The spectacle on Jan. 6 marked the beginning of the 25th Arabian Gulf Cup soccer tournament, hosted by Iraq for the first time since 1979 — as the country seeks to turn the page on decades of violence, instability and isolation.
“Gulf 25 is an opportunity that can help strengthen relations between Iraq and the rest of the gulf countries,” said Iraqi Prime Minister Mohammed Shia al-Sudani, who attended the opening ceremony alongside Arab officials from across the region and FIFA President Gianni Infantino. “It will be a sign of recovery from the lean years and political turmoil.”
The tournament, which is held every two years, features countries from the Gulf Cooperation Council (Saudi Arabia, the United Arab Emirates, Kuwait, Qatar, Bahrain and Oman), in addition to Yemen and Iraq. Much as the recent World Cup in Doha, Qatar, served to introduce Persian Gulf culture to the outside world, the tournament in Basra gave many gulf citizens their first chance to experience Iraq.
For locals, it was a rare opportunity to watch international soccer in their own backyard and, just as importantly, to express national pride and regional solidarity.
“Despite the fierce competition between the gulf countries to win the championship, what matters to us in the first place is honoring our guests after a long absence,” said Hussam Muthana, 27, a Basra taxi driver. “We are neighbors and cousins, even if outside political circumstances have kept us apart.”
More than 50,000 gulf visitors have poured into Iraq over the past two weeks, according to Iraqi authorities, as the country eased border restrictions and granted free visas. They made their way to the southern port of Basra, Iraq’s second-largest city, where they were welcomed with banners and gulf flags.
Visitors flocked to the corniche that runs along the Shatt al Arab river, the city’s main tourist attraction, and the streets were humming with excitement, especially during matches. When the Iraqi team triumphed 5-0 over Yemen on Thursday, a dance party erupted and fireworks filled the sky. It was a joy that transcended sports.
“We are very happy with the presence of our brothers,” said Muhammad, who owns a coffee cart on the corniche and refused to accept money from gulf fans. “We hope that it will not end.”
Although Basra province sits on billions of dollars worth of oil, its people have never shared in the prosperity. Almost half of the city’s residents live below the poverty line; one-quarter of its youth are unemployed.
Yet with hotels in the city booked up for the tournament, locals opened their homes. First-time visitors from the region were overwhelmed by the generosity. “Everyone, without exaggeration, was ready to host you, and the city stayed awake all night and day,” said Ibrahim Ali, 40, who made the trip from Oman. “Even taxi drivers were objecting when we tried to pay their fare.”

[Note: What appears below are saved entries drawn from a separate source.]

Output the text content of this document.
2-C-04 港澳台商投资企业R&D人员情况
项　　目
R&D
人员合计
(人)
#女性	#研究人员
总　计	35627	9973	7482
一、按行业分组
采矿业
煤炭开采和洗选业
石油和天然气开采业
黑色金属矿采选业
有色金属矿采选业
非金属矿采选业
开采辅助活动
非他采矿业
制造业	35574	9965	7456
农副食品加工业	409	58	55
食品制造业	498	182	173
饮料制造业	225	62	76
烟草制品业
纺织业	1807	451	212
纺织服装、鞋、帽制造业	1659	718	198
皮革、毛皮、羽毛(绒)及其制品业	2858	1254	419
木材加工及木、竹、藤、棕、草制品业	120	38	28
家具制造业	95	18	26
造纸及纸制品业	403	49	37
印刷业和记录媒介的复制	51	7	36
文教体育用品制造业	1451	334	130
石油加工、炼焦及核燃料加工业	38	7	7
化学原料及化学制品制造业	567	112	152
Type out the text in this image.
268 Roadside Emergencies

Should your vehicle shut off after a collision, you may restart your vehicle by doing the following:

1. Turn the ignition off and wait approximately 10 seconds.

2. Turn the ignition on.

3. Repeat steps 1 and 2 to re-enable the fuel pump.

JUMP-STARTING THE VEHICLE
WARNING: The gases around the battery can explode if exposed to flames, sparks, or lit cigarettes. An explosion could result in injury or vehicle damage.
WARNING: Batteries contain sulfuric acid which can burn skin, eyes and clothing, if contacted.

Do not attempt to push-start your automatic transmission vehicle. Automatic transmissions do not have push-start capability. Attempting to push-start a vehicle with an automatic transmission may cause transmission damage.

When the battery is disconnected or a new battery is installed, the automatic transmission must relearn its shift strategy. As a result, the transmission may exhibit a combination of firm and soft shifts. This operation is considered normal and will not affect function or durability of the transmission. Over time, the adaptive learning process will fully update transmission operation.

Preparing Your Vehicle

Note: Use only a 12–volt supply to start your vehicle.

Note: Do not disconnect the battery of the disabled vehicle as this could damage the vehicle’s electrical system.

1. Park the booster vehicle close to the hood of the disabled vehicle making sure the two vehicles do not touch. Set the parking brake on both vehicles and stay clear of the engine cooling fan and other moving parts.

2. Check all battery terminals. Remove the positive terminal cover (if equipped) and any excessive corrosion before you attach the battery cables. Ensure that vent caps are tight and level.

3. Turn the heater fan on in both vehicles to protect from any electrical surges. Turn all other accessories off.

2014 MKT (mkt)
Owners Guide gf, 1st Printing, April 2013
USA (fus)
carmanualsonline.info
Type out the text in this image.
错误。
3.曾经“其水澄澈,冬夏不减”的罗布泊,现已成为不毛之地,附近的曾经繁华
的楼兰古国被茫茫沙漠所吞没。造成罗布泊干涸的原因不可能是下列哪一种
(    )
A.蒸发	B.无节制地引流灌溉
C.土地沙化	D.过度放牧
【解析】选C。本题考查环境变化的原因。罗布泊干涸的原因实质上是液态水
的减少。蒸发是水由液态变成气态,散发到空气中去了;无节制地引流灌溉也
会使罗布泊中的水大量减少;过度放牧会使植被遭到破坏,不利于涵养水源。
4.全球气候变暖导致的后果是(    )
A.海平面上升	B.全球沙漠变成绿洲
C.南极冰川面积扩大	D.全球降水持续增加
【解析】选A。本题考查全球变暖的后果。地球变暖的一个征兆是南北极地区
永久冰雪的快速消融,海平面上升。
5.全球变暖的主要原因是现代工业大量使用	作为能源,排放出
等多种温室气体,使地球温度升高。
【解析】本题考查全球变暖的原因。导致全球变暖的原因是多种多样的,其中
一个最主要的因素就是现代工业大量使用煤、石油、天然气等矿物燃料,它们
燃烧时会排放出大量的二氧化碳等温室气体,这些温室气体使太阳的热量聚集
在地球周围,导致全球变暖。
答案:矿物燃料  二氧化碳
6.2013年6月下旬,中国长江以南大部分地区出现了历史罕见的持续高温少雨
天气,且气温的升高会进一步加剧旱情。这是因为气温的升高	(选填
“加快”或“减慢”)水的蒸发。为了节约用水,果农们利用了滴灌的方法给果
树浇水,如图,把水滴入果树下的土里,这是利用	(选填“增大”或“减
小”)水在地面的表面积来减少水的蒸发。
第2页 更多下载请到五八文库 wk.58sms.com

“I came from Kuwait with my own car a week ago, and so far, I have not spent a single dinar,” 37-year-old Salim Mubarak said in amazement. “Everything is free.”
Inside Basra’s main stadium, more than 60,000 spectators packed in to watch Kuwait face off against Bahrain on Friday. Among them was Raheem Ali, 54, who has spent his whole life in Basra.
“We must show support to the guests so that they feel at home,” he explained. “Could you have imagined that the Kuwaiti who was occupied by Iraq 30 years ago would come here to play football with us and sing about the love of Iraq?”
Iraq was banned from competing in the cup after invading Kuwait in 1990, only rejoining in 2004. In the years since, the country was considered too dangerous to host the tournament.
“We expected the security situation to be bad and the militias to be in control,” said Abdul Rahman Meshal, 40, a visiting Emirati fan. “We thought gulf nationals were not welcome because of the Iranian influence, but we were surprised by the different reality.”
This year’s tournament was not totally spared from political controversy. Iran has long objected to use of the term “Arabian Gulf” to describe the cup, arguing it should rightfully be called the “Persian Gulf.” Last week, Iran summoned the Iraqi ambassador to lodge an official protest.
Sudani downplayed the disagreement in an interview with Deutsche Welle, saying, “We respect all points of view, and today we are part of the Arab system, and we are keen on perpetuating our relationship with the Arab Gulf states.” Iraqis were less measured on social media, flooding Twitter with the hashtag “Arabian Gulf.”
“For 20 years, Iran has tried to strip the Arab identity from Iraq in general and from the tribal society of southern Iraq in particular,” said Muhammad Al-Bazuni, 34, an engineer in Basra. “What happened in this tournament angered [Iran] very much. … They realize that what is between us and the people of the gulf is too big to be broken.”